Older horses are more likely to develop PPID because dopaminergic inhibition decreases with age. Dopaminergic neurons extend from the periventricular nuclei within the hypothalamus to the pars intermedia of the pituitary gland and produce dopamine. Dopamine secreted by these neurons binds to D2 receptors on melanotrophs and inhibits their activity. Loss of dopaminergic neurons through oxidative damage is a normal aging process, but degeneration is accelerated in some horses, and these animals are susceptible to PPID. As dopaminergic inhibition decreases, melanotrophs become more active, and hyperplasia develops. Hyperplasia is a permissive environment for neoplasia, and functional pituitary adenomas develop within the pars intermedia over time.

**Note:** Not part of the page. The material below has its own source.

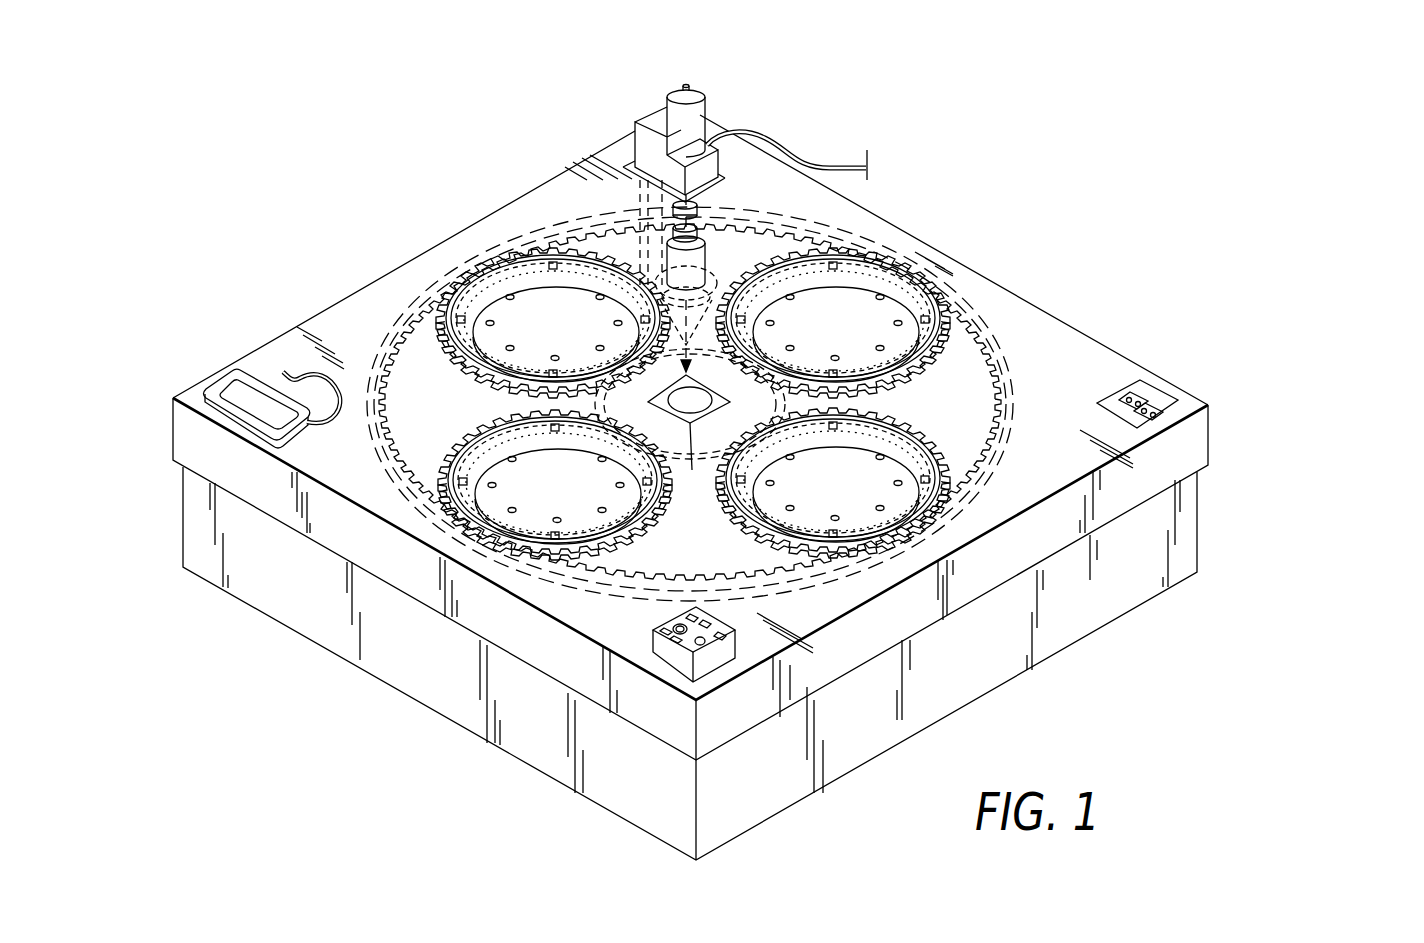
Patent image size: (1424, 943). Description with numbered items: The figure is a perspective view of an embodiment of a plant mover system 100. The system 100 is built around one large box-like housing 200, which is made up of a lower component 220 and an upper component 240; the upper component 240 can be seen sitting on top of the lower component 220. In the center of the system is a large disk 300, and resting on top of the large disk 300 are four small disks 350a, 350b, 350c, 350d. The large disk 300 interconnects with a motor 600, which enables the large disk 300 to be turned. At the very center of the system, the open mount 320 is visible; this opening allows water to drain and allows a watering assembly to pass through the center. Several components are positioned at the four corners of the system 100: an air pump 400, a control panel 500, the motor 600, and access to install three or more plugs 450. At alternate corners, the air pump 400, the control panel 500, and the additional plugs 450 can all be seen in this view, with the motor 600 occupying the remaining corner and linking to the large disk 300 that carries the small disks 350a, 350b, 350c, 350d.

A relationship exists between PPID and EMS. Horses with EMS appear to be predisposed to developing PPID, and anecdotal evidence suggests that they develop the condition at a younger age. Breed predispositions for EMS and PPID are also the same, with ponies and Morgan Horses overrepresented. Increased adiposity, hyperinsulinemia, and IR are all components of EMS and are potential predisposing factors for PPID. Research is presently underway to determine whether obesity increases production of inflammatory cytokines from adipose tissues and induces oxidative stress in horses, which might accelerate the degeneration of dopaminergic neurons. It is also important to examine the effects of PPID on the health of horses with preexisting hyperinsulinemia and IR (now referred to collectively as insulin dysregulation). Insulin sensitivity decreases as hyperadrenocorticism develops, and cortisol inhibits the actions of insulin. Hyperinsulinemia can also be exacerbated as insulin secretion increases to compensate for IR or through the actions of CLIP, which acts as an insulin secretagogue. Insulin dysregulation may have a genetic basis, so individual susceptibility to IR and hyperinsulinemia varies. It is therefore important to assess the insulin status of every horse with PPID, and particularly those with preexisting EMS. Laminitis has been associated with hyperinsulinemia in horses, and PPID must be controlled before it exacerbates underlying insulin dysregulation.